I have an array of items (~5000 items, each item is an English word) and a distance function between pairs of items. I want to find groups of items within the array where all the items within a group satisfy a distance criterion (e.g. every pair of items have a distance smaller than 2). The groups should generally be as large as possible, but there's no formal definition or hard requirement for this.
My implementation language is PHP, but I'm looking for general advice regarding algorithms that can handle this efficiently.

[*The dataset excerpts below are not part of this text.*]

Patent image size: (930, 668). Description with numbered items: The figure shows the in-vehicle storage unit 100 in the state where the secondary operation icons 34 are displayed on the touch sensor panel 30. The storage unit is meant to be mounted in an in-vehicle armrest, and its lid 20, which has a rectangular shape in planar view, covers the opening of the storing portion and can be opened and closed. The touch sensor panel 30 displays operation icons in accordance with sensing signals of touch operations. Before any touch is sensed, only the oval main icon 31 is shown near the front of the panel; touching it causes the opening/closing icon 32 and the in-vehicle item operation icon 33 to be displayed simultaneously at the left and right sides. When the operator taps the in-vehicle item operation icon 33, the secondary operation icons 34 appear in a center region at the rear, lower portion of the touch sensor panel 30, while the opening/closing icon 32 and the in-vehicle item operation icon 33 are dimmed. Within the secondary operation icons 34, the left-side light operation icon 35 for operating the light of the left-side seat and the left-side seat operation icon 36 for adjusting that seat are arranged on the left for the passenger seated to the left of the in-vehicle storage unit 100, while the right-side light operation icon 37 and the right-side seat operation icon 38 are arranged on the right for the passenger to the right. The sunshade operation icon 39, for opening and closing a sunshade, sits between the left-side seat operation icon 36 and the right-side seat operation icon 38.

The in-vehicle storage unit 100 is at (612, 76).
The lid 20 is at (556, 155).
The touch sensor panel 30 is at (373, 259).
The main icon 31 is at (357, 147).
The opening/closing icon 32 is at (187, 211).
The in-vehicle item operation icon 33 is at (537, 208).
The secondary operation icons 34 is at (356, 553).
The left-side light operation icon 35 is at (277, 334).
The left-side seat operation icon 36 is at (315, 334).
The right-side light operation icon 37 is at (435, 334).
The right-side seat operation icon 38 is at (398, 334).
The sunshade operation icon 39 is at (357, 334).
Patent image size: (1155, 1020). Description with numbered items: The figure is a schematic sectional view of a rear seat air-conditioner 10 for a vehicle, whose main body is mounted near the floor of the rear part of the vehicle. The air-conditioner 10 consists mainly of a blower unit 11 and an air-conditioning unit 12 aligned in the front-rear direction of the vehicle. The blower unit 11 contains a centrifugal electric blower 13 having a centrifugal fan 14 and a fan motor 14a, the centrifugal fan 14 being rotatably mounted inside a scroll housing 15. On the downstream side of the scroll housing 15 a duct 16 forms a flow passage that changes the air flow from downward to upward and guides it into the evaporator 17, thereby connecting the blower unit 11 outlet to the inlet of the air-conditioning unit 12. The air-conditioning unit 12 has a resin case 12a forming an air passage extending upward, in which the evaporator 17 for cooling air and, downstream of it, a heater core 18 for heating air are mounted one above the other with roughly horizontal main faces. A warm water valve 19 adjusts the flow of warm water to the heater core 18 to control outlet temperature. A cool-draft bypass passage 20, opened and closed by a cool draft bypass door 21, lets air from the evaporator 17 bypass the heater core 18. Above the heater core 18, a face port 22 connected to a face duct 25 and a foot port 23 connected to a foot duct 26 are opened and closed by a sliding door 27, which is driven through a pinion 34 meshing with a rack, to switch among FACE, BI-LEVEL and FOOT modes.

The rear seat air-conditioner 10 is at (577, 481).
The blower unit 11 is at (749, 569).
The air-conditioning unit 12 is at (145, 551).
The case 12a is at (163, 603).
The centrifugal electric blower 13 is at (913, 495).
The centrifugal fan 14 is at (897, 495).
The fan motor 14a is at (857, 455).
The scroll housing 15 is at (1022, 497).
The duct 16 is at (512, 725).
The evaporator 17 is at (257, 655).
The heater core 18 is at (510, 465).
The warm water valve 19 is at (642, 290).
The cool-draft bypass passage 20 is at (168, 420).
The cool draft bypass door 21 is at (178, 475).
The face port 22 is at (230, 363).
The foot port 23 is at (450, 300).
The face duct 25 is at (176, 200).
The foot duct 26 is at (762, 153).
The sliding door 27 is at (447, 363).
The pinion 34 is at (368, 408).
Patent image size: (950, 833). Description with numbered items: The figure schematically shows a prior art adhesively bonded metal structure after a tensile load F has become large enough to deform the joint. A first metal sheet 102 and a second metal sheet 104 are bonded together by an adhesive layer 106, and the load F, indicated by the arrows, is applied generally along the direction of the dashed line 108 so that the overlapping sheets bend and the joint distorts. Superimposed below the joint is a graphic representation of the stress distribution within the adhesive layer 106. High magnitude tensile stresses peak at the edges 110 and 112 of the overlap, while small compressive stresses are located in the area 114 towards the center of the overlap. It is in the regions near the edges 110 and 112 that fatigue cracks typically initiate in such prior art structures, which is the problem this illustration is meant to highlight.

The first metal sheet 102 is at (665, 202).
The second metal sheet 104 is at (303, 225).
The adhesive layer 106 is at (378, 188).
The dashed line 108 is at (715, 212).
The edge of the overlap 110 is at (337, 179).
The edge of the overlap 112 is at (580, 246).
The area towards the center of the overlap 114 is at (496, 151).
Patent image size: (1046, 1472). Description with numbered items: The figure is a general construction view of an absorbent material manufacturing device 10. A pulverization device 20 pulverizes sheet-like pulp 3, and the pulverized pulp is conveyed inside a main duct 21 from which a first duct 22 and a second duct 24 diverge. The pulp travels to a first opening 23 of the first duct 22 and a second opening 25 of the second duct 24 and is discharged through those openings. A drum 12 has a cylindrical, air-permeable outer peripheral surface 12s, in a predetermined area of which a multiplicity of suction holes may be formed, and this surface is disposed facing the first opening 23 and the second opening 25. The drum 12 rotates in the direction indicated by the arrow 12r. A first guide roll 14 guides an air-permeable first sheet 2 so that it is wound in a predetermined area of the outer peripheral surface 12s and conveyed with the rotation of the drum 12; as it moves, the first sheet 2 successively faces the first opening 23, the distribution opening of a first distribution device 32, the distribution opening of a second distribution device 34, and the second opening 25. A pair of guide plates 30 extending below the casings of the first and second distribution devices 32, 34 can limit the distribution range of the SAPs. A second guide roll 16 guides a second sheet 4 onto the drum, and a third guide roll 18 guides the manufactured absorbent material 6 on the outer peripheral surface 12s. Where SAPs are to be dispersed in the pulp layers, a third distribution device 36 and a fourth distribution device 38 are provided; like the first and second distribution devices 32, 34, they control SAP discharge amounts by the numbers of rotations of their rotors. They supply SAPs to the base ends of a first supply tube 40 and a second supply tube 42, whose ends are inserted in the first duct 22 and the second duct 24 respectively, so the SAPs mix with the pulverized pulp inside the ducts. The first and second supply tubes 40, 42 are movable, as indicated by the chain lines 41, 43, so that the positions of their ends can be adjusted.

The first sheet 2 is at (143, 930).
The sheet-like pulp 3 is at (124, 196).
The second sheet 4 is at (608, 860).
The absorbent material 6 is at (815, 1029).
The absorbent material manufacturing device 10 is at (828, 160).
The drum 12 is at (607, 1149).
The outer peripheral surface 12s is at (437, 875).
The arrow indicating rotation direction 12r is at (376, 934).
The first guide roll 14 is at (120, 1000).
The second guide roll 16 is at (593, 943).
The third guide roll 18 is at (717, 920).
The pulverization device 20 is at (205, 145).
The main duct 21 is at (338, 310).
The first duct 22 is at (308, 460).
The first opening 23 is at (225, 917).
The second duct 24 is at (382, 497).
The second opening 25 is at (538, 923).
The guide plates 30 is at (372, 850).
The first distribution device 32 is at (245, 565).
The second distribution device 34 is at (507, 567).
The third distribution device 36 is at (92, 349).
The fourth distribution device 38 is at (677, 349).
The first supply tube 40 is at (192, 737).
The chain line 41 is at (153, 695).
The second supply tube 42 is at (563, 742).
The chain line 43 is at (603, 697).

Update: I think I can solve this by building a graph where the vertices are the items, and there's an edge between items that satisfy the distance constraint. Once I build the graph I can run an algorithm like Bron–Kerbosch to list all the maximal cliques. I'll update if this works out but feel free to add your thoughts in the meantime.
How is this function defined? Is it pre-computed? If so you can iterate over the computed function representation and retrieve pairs of words based on your criterion. If not, you have no other option but to compute the function between all pairs of words (This is necessary in your graph approach). Instead of the Bron-Kerbosch algorithm, I would go for a randomization+approximation strategy like,
http://dimacs.rutgers.edu/Workshops/Challenge10/abstracts.html#ovelgonne
http://dl.acm.org/citation.cfm?id=1933306.1934471
It is based on an modularity maximization approach. Modularity is the ratio between number of outgoing edges in a cluster to the number of edges within the cluster. In your case, you will be looking for the clusters with ratio 0, and choose the biggest one of them. This algorithm is really fast and works for most datasets that I have worked with. Though a modularity based method might be overkill for this problem, IMHO I feel this is a nice way to think about the problem + the implementation of this algorithm is available online (C implementation by the authors of the paper).